Indian Finance — Practical Money Guidance

Straightforward conversations about the financial decisions that shape everyday life in India.

Dr. Manu Sharma ( P.hD )

4/23/20263 min read

Indian Finance — Practical Money Guidance

Why Your Budget Keeps Failing — And It Is Not Your Fault

Here is something nobody tells you: most budgets are designed to fail. They are built on guilt, rigid spreadsheets, and the assumption that you will behave like a perfectly rational machine. But you are not a machine. You are a person with an exhausting week behind you, a family function coming up, and a completely reasonable desire to stop for chai and chaat on the way home. The standard advice is to track every rupee. And yes, that works for about two weeks. Then life happens, a few entries get missed, the sheet becomes a mess, and the whole effort is abandoned. Not because you are bad with money — but because the system was never built for how real life actually works.

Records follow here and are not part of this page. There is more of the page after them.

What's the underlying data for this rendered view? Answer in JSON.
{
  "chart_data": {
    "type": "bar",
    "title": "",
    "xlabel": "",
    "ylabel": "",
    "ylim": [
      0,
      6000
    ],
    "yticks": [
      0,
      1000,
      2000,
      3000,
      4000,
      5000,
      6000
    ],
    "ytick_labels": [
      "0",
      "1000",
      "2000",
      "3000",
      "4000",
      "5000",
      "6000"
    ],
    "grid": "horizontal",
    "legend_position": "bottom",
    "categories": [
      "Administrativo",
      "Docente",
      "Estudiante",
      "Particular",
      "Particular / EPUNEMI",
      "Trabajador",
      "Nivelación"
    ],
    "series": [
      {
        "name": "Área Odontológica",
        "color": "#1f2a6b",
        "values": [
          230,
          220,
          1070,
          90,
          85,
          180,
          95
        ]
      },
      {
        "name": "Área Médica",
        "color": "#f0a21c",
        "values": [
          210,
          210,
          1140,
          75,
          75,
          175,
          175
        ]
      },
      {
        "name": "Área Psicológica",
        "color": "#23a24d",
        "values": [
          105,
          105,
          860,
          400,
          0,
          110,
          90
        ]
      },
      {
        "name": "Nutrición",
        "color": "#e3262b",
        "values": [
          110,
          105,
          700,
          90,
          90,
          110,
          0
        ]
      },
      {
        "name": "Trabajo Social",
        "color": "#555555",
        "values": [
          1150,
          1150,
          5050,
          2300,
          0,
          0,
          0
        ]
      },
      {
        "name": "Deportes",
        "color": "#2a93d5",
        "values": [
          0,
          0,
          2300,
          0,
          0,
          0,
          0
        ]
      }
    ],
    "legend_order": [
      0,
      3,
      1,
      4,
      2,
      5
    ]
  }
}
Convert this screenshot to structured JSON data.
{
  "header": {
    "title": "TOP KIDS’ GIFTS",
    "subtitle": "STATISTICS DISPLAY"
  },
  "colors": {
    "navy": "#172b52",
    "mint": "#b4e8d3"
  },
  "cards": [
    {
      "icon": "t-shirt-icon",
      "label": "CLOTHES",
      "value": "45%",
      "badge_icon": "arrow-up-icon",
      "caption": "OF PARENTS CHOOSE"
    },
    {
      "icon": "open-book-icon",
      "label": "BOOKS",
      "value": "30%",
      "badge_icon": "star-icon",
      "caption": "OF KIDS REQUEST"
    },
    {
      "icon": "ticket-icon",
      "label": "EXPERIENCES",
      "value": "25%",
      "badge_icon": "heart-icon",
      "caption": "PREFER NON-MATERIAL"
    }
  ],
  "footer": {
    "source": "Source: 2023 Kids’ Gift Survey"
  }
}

"A budget that you actually follow — even imperfectly — is far more valuable than a perfect budget sitting untouched in a spreadsheet."

The better approach is to plan around your real weak points, not some idealised version of yourself. If OTT subscriptions and late-night online shopping drain you by month-end, set aside a small separate allowance for them so the rest of your money stays protected. If EMIs are piling up, tackle the loan with the highest interest rate first. And keep a small buffer of Rs 3,000 to Rs 5,000 each month for the unexpected expenses that always seem to arrive uninvited. Managing money is not about being perfect. It is about building systems that hold up against your actual life. The best budget is one that is honest about who you are — and forgiving enough to let you stay human.

Worth Remembering

"Do not save what is left after spending — spend what is left after saving."

— WARREN BUFFETT

India's Money Picture

76 %

Indians have no emergency fund

Rs 2.4L Cr

Credit card dues (2024)

31 %

Working adults not in NPS

Rs 500

Min amount to start SIP

5 Things to Do This Week

Audit your subscriptions : List every app and service you pay for. Cancel any you have not used in the past month.

Check your Form 26AS : Verify that your TDS has been deducted correctly before filing your Income Tax Return.

Review your insurance policy : Is your health cover sufficient for your entire family? Most people discover gaps too late.

Know your credit card rate : At 36 to 42 percent per annum, paying only the minimum due is one of the costliest habits you can have.

Set one clear financial goal : Just one. Write it somewhere visible. Clarity matters far more than complexity.